Cosa ci porta e cosa ci trattiene sulla strada del lavoro di CURA? Lo abbiamo chiesto a molti professionisti che operano sul campo da tempo. Ogni storia è diversa dall’altra, ma ci sono fili simili che attraversano le trame soggettive.
Per esempio, è frequente che a portarci su questa strada sia una persona importante e significativa per noi: la relazione ci apre alla Cura e rimane la chiave per proseguire su questo cammino.
Così è anche per Francesca Metelli, Educatrice che lavora presso la Fondazione Cella di Broni (PV), e che ci ha fatto dono della sua testimonianza e di alcune riflessioni importanti per dare significato al lavoro di Cura.

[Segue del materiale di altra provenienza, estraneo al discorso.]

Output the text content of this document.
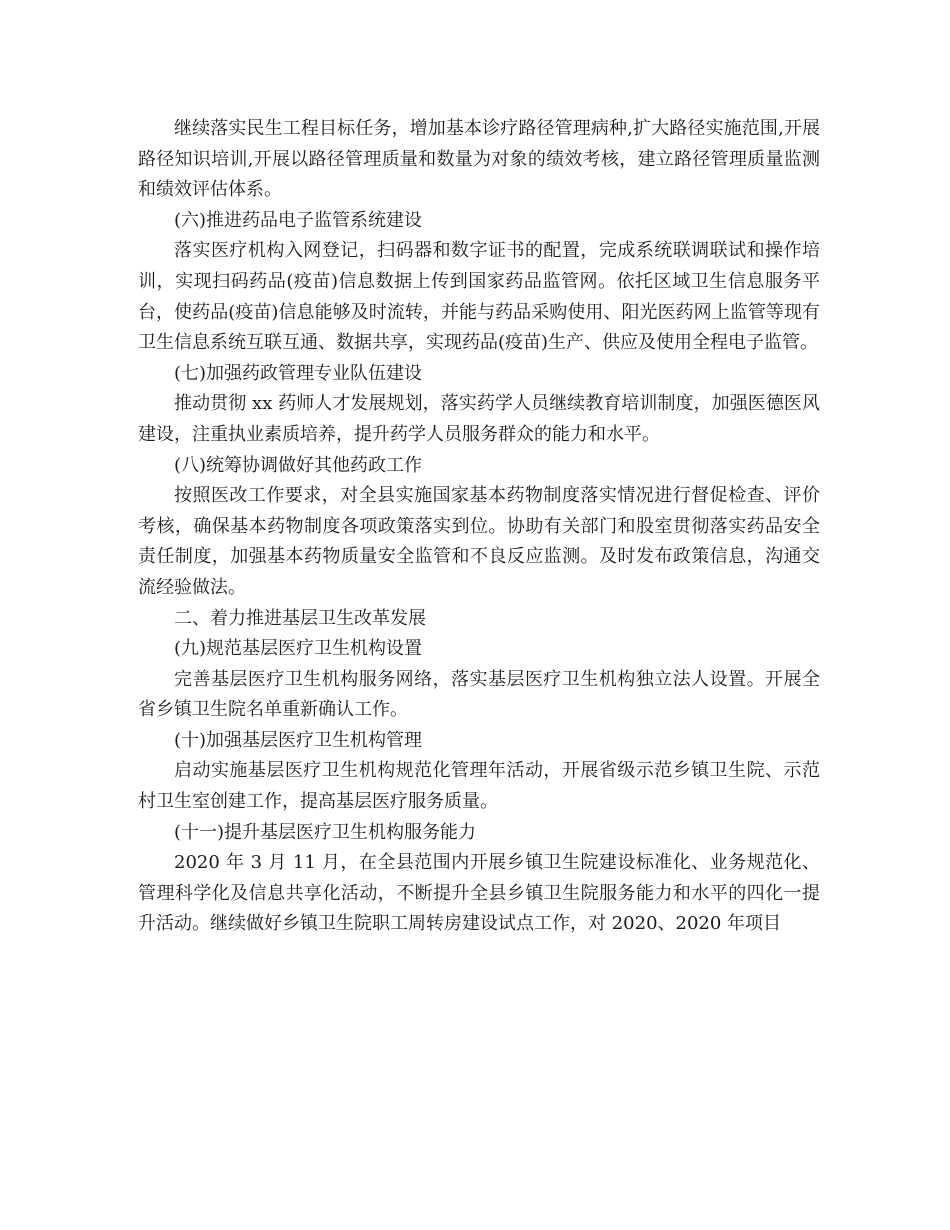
继续落实民生工程目标任务，增加基本诊疗路径管理病种,扩大路径实施范围,开展路径知识培训,开展以路径管理质量和数量为对象的绩效考核，建立路径管理质量监测和绩效评估体系。

(六)推进药品电子监管系统建设

落实医疗机构入网登记，扫码器和数字证书的配置，完成系统联调联试和操作培训，实现扫码药品(疫苗)信息数据上传到国家药品监管网。依托区域卫生信息服务平台，使药品(疫苗)信息能够及时流转，并能与药品采购使用、阳光医药网上监管等现有卫生信息系统互联互通、数据共享，实现药品(疫苗)生产、供应及使用全程电子监管。

(七)加强药政管理专业队伍建设

推动贯彻 xx 药师人才发展规划，落实药学人员继续教育培训制度，加强医德医风建设，注重执业素质培养，提升药学人员服务群众的能力和水平。

(八)统筹协调做好其他药政工作

按照医改工作要求，对全县实施国家基本药物制度落实情况进行督促检查、评价考核，确保基本药物制度各项政策落实到位。协助有关部门和股室贯彻落实药品安全责任制度，加强基本药物质量安全监管和不良反应监测。及时发布政策信息，沟通交流经验做法。

二、着力推进基层卫生改革发展

(九)规范基层医疗卫生机构设置

完善基层医疗卫生机构服务网络，落实基层医疗卫生机构独立法人设置。开展全省乡镇卫生院名单重新确认工作。

(十)加强基层医疗卫生机构管理

启动实施基层医疗卫生机构规范化管理年活动，开展省级示范乡镇卫生院、示范村卫生室创建工作，提高基层医疗服务质量。

(十一)提升基层医疗卫生机构服务能力

2020 年 3 月 11 月，在全县范围内开展乡镇卫生院建设标准化、业务规范化、管理科学化及信息共享化活动，不断提升全县乡镇卫生院服务能力和水平的四化一提升活动。继续做好乡镇卫生院职工周转房建设试点工作，对 2020、2020 年项目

Gli anziani mi hanno spinta a restare a lavorare in RSA
“Mi sono formata come educatore professionale nel 2000. Dai miei studi mai avrei pensato di dedicarmi alle persone anziane – nella mia tesi analizzavo infatti il rapporto di attaccamento di un figlio alla madre tossicodipendente e avevo iniziato lavorando con i minori. Per puro caso ho iniziato a lavorare in RSA nel 2002, con l’idea di restare solo qualche mese. Ormai sono 22 anni”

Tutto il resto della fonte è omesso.